Headline
Lacson exposé shows Co is lying, says solon
By Jose Cielito Reganit, Philippine News Agency

Senate President Pro Tempore Panfilo “Ping” Lacson (Senate of the Philippines/facebook)
MANILA – Deputy Majority Leader and Lanao del Sur 1st District Rep. Zia Alonto Adiong said Wednesday that Sen. Panfilo Lacson’s exposé has made it clear that former Rep. Zaldy Co’s claims of allegedly delivering money to President Ferdinand R. Marcos Jr. and former Speaker Ferdinand Martin Romualdez were false.
According to Lacson’s disclosures, a sworn testimony from former Department of Public Works and Highways (DPWH) Undersecretary Roberto Bernardo revealed who actually handled and benefitted from the alleged kickbacks, directly contradicting Co’s “story.”
Citing information provided by Bernardo, Lacson revealed during Senate budget deliberations that Bernardo personally handled PHP52 billion in kickbacks from the alleged PH81 billion of the PHP100-billion budget insertions that went to the DPWH, while former Public Works Secretary Manuel Bonoan managed PHP19 billion.
“Not the President, not former Speaker Romualdez — both were falsely dragged into allegations that the evidence does not support.
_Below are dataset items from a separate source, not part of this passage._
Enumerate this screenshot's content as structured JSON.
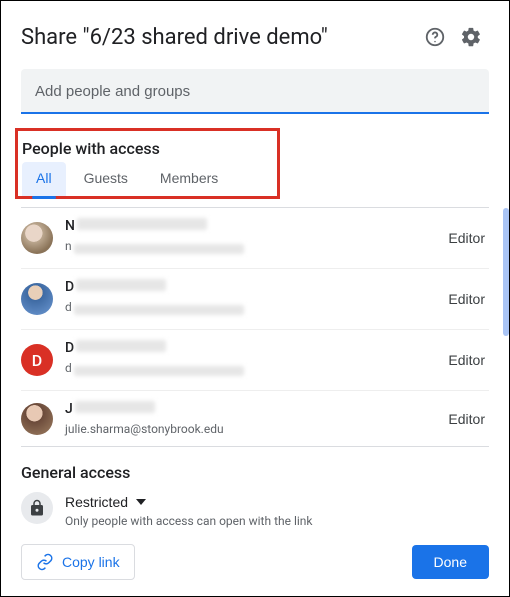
{
  "header": {
    "title": "Share \"6/23 shared drive demo\""
  },
  "input": {
    "placeholder": "Add people and groups"
  },
  "access": {
    "section_title": "People with access",
    "tabs": [
      "All",
      "Guests",
      "Members"
    ],
    "active_tab": 0
  },
  "people": [
    {
      "initial": "N",
      "email_initial": "n",
      "avatar_letter": "",
      "role": "Editor",
      "email_visible": ""
    },
    {
      "initial": "D",
      "email_initial": "d",
      "avatar_letter": "",
      "role": "Editor",
      "email_visible": ""
    },
    {
      "initial": "D",
      "email_initial": "d",
      "avatar_letter": "D",
      "role": "Editor",
      "email_visible": ""
    },
    {
      "initial": "J",
      "email_initial": "",
      "avatar_letter": "",
      "role": "Editor",
      "email_visible": "julie.sharma@stonybrook.edu"
    }
  ],
  "general": {
    "title": "General access",
    "mode": "Restricted",
    "sub": "Only people with access can open with the link"
  },
  "footer": {
    "copy": "Copy link",
    "done": "Done"
  }
}
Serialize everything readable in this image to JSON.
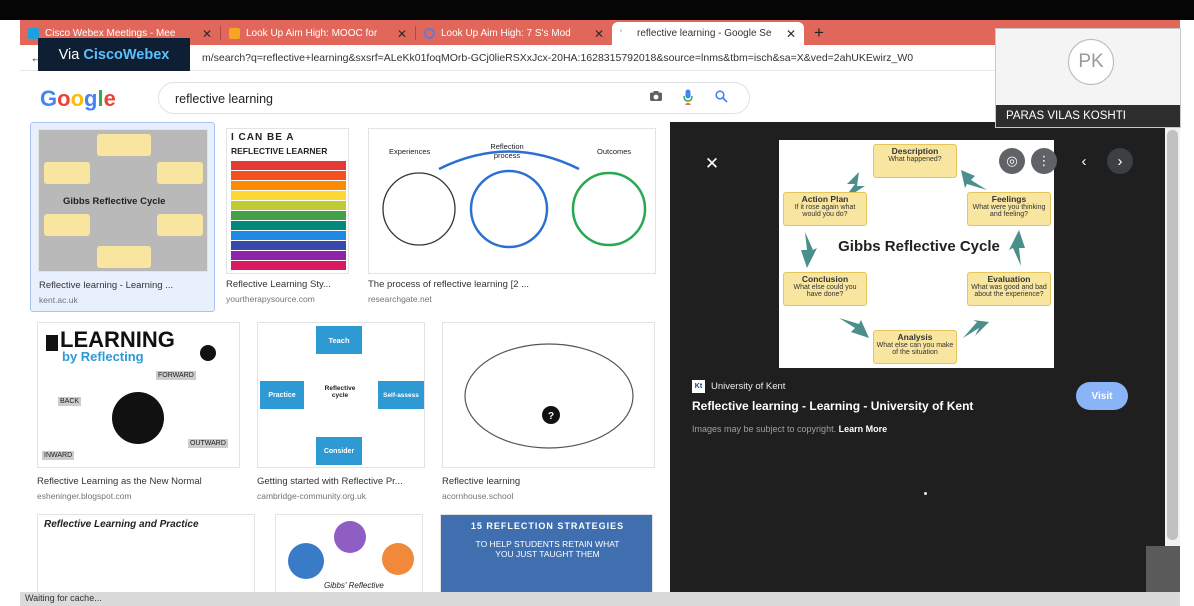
{
  "browser": {
    "tabs": [
      {
        "title": "Cisco Webex Meetings - Mee",
        "favicon_color": "#1fa0e0"
      },
      {
        "title": "Look Up Aim High: MOOC for",
        "favicon_color": "#f5a623"
      },
      {
        "title": "Look Up Aim High: 7 S's Mod",
        "favicon_color": "#5b7de0"
      },
      {
        "title": "reflective learning - Google Se",
        "favicon_color": "#ffffff"
      }
    ],
    "new_tab": "+",
    "address": "m/search?q=reflective+learning&sxsrf=ALeKk01foqMOrb-GCj0lieRSXxJcx-20HA:1628315792018&source=lnms&tbm=isch&sa=X&ved=2ahUKEwirz_W0"
  },
  "webex": {
    "prefix": "Via ",
    "brand": "CiscoWebex"
  },
  "participant": {
    "initials": "PK",
    "name": "PARAS VILAS KOSHTI"
  },
  "google": {
    "logo": [
      "G",
      "o",
      "o",
      "g",
      "l",
      "e"
    ],
    "logo_colors": [
      "#4285f4",
      "#ea4335",
      "#fbbc05",
      "#4285f4",
      "#34a853",
      "#ea4335"
    ],
    "query": "reflective learning"
  },
  "results": [
    {
      "caption": "Reflective learning - Learning ...",
      "source": "kent.ac.uk"
    },
    {
      "caption": "Reflective Learning Sty...",
      "source": "yourtherapysource.com"
    },
    {
      "caption": "The process of reflective learning [2 ...",
      "source": "researchgate.net"
    },
    {
      "caption": "Reflective Learning as the New Normal",
      "source": "esheninger.blogspot.com"
    },
    {
      "caption": "Getting started with Reflective Pr...",
      "source": "cambridge-community.org.uk"
    },
    {
      "caption": "Reflective learning",
      "source": "acornhouse.school"
    }
  ],
  "thumb_text": {
    "gibbs_small_title": "Gibbs Reflective Cycle",
    "learner_title": "REFLECTIVE LEARNER",
    "learner_cando": "I CAN BE A",
    "process": {
      "experiences": "Experiences",
      "process": "Reflection process",
      "outcomes": "Outcomes"
    },
    "learning_word": "LEARNING",
    "by_reflecting": "by Reflecting",
    "forward": "FORWARD",
    "back": "BACK",
    "inward": "INWARD",
    "outward": "OUTWARD",
    "cycle": {
      "teach": "Teach",
      "practice": "Practice",
      "center": "Reflective cycle",
      "assess": "Self-assess",
      "consider": "Consider"
    },
    "strategies_title": "15 REFLECTION STRATEGIES",
    "strategies_sub": "TO HELP STUDENTS RETAIN WHAT YOU JUST TAUGHT THEM",
    "practice_title": "Reflective Learning and Practice",
    "gibbs_reflective": "Gibbs' Reflective"
  },
  "preview": {
    "site": "University of Kent",
    "site_icon": "Kt",
    "title": "Reflective learning - Learning - University of Kent",
    "copyright": "Images may be subject to copyright.",
    "learn_more": "Learn More",
    "visit": "Visit",
    "diagram": {
      "title": "Gibbs Reflective Cycle",
      "description": {
        "title": "Description",
        "sub": "What happened?"
      },
      "feelings": {
        "title": "Feelings",
        "sub": "What were you thinking and feeling?"
      },
      "evaluation": {
        "title": "Evaluation",
        "sub": "What was good and bad about the experience?"
      },
      "analysis": {
        "title": "Analysis",
        "sub": "What else can you make of the situation"
      },
      "conclusion": {
        "title": "Conclusion",
        "sub": "What else could you have done?"
      },
      "action": {
        "title": "Action Plan",
        "sub": "If it rose again what would you do?"
      }
    }
  },
  "status": "Waiting for cache..."
}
The names do not match the accusations made by Co,” Adiong said in a news release.
The chair of the House Committee on Suffrage and Electoral Reforms added that no evidence has ever surfaced linking the President or former Speaker Romualdez to the alleged insertion scheme.
“The only testimony on record points to a different set of individuals altogether,” he said.
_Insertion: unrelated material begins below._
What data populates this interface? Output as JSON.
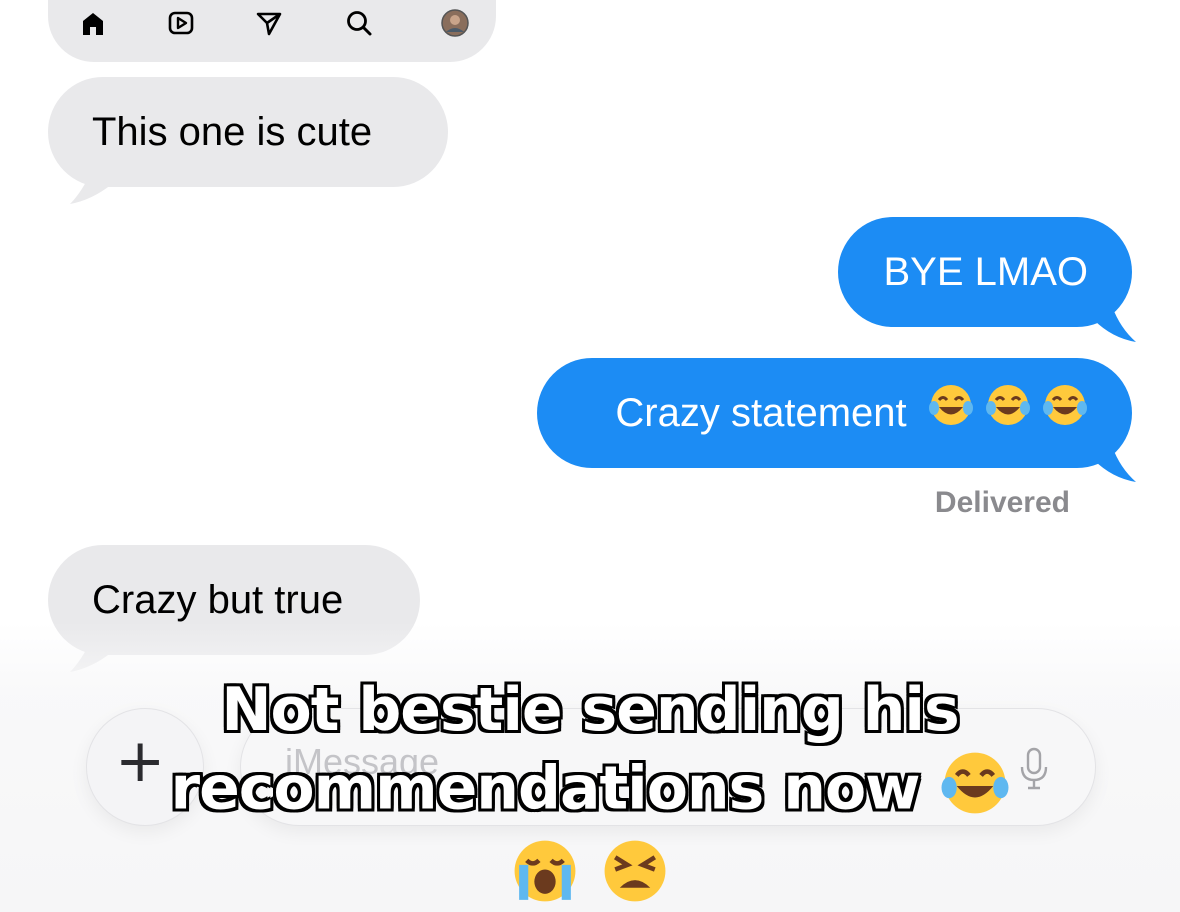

With these facts on record, he said the direction of the investigation should now be clear.
“The Independent Commission for Infrastructure (ICI) should focus its probe on two former undersecretaries, who were specifically implicated,” he said. “It is only right that the inquiry follows the evidence — not fabricated narratives,” Adiong said.
The lawmaker from Mindanao reiterated that public institutions cannot afford investigations built on political narratives that collapse under the weight of real evidence.
“This entire episode proves why we must rely on sworn testimony and verifiable documents. Unproven accusations only mislead the public and unjustly damage reputations,” he said.
He also called on all parties to remain focused and allow investigators to do their work.
“Our people deserve a process grounded in truth, not noise. Senator Lacson’s exposé puts the facts on the table. Let us act on those facts — nothing more, nothing less,” Adiong said.